Microsoft bringt am 30. Januar mit Office 2007 das neueste Update seines Büropakets in den Handel. Die veränderte Oberfläche zwingt Anwender, ihre Kenntnisse aufzufrischen. ZDNet beleuchtet in einer fünfteiligen Serie alle Aspekte der Software.
Microsoft hat den Leistungsumfang seines Officepakets über die Jahre erheblich ausgebaut. Bot Word 1.0 rund 100 Funktionen, sind es unter Word 2003 mehr als 1500. Die Folgen sind eine wachsende Zahl von Symbolleisten und immer längere Menüs.
Viele Office-Anwender haben längst den Überblick verloren und können die Möglichkeiten der Software nur zu einem geringen Teil ausnutzen. Mit Office 2007 wagt Microsoft daher einen Neuanfang bei der Bedienung. Die bislang eingesetzte Kombination aus Symbolleisten und Menüs wird durch andere Lösung ersetzt.
ZDNet stellt das neue Konzept vor und prüft, ob die Bedienung wirklich einfacher wird, wie schwer der Umstieg fällt und ob sich das Upgrade lohnt. Microsoft hat für Office 2007 eine neue Oberfläche namens Ribbon entwickelt. Oberstes Ziel war, den über die Jahre ständig gewachsenen Funktionsumfang für den Anwender besser beherrschbar zu machen.
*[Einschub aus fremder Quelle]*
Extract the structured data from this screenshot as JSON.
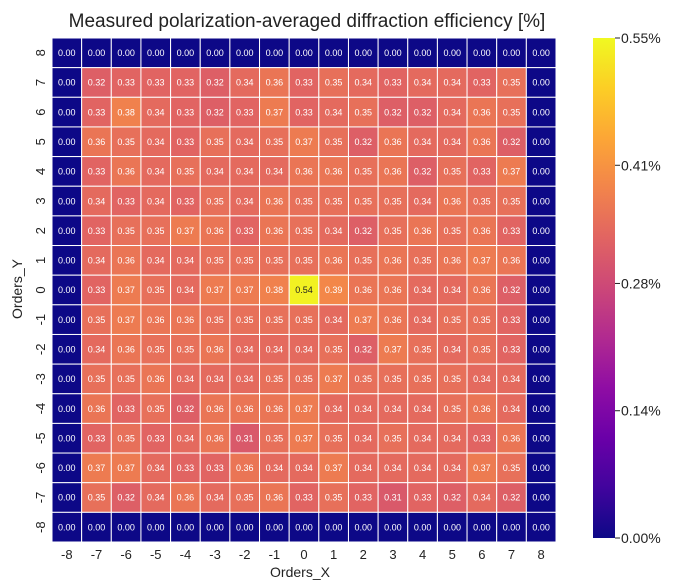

Dazu hat Microsoft die Bedienphilosophie deutlich verändert: Die Kombination aus Symbolleisten und Drop-Down-Menüs ist verschwunden. Stattdessen organisieren Registerkarten zusammengehörige Funktionen. In Word 2007 sind dies beispielsweise Start, Einfügen, Seitenlayout, Verweise, Sendungen, Überprüfen und Ansicht.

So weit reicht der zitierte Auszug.